Uitspraak
RECHTBANK DEN HAAG
uitspraak van de meervoudige kamer van 30 april 2019 in de zaak tussen
[eiseres] , te [plaats] (Malta), eiseres
de raad van bestuur van de Kansspelautoriteit, verweerder
[derde-partij], te Rijswijk
Procesverloop
Overwegingen
Om te kunnen worden aangemerkt als belanghebbende in de zin van artikel 1:2 van de Awb dient volgens vaste jurisprudentie sprake te zijn van een objectief bepaalbaar, eigen (persoonlijk, individualiseerbaar) en voldoende actueel belang, dat bovendien rechtstreeks bij het desbetreffende besluit is betrokken. Een partij in de hoedanigheid van concurrent bij een besluit dat gericht is tot een andere onderneming kan als belanghebbende worden aangemerkt, wanneer zij op dezelfde markt opereert als de begunstigde van het besluit.
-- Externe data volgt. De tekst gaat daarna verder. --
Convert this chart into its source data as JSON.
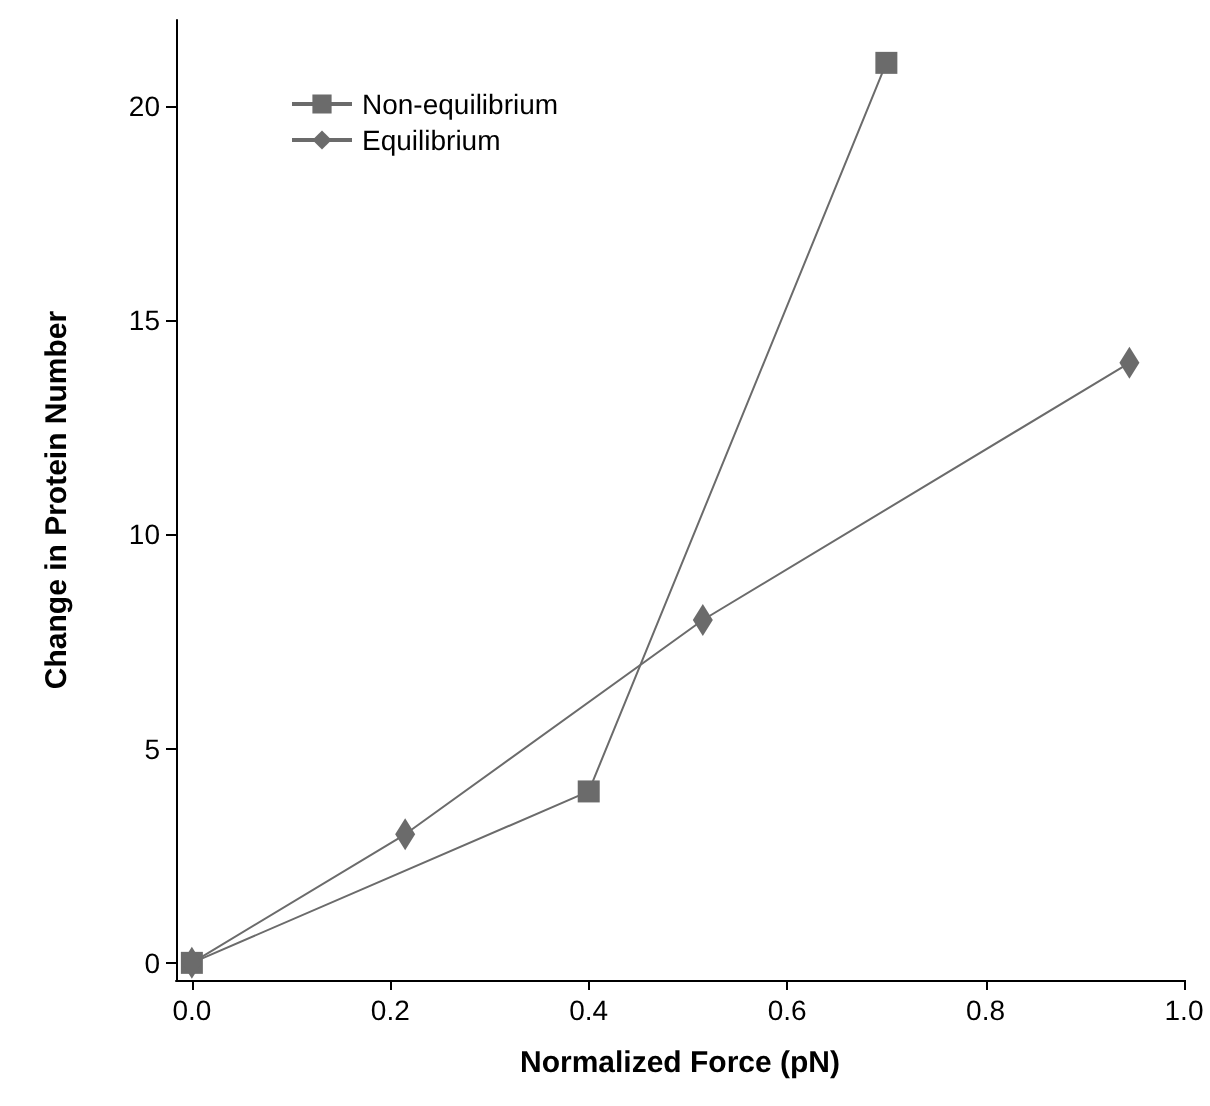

In het kader van een vergunningverlening als uitkomst van een bepaalde verdelingswijze kan aan de concurrent de extra eis worden gesteld dat zij ook een aanvraag voor de vergunning heeft ingediend wil zij als belanghebbende in een procedure tegen het besluit kunnen opkomen (zie de uitspraken van de voorzieningenrechter van hetCollege van Beroep voor het bedrijfsleven (CBb) van 28 oktober 2008, ECLI:NL:CBB:BG1734, van de voorzieningenrechter van de Rechtbank Rotterdam van 13 mei 2003, ECLI:NL:RBROT:2003:AF8574 en van de rechtbank Rotterdam van 23 januari 2013, ECLI:NL:RBROT:2013:BY9423).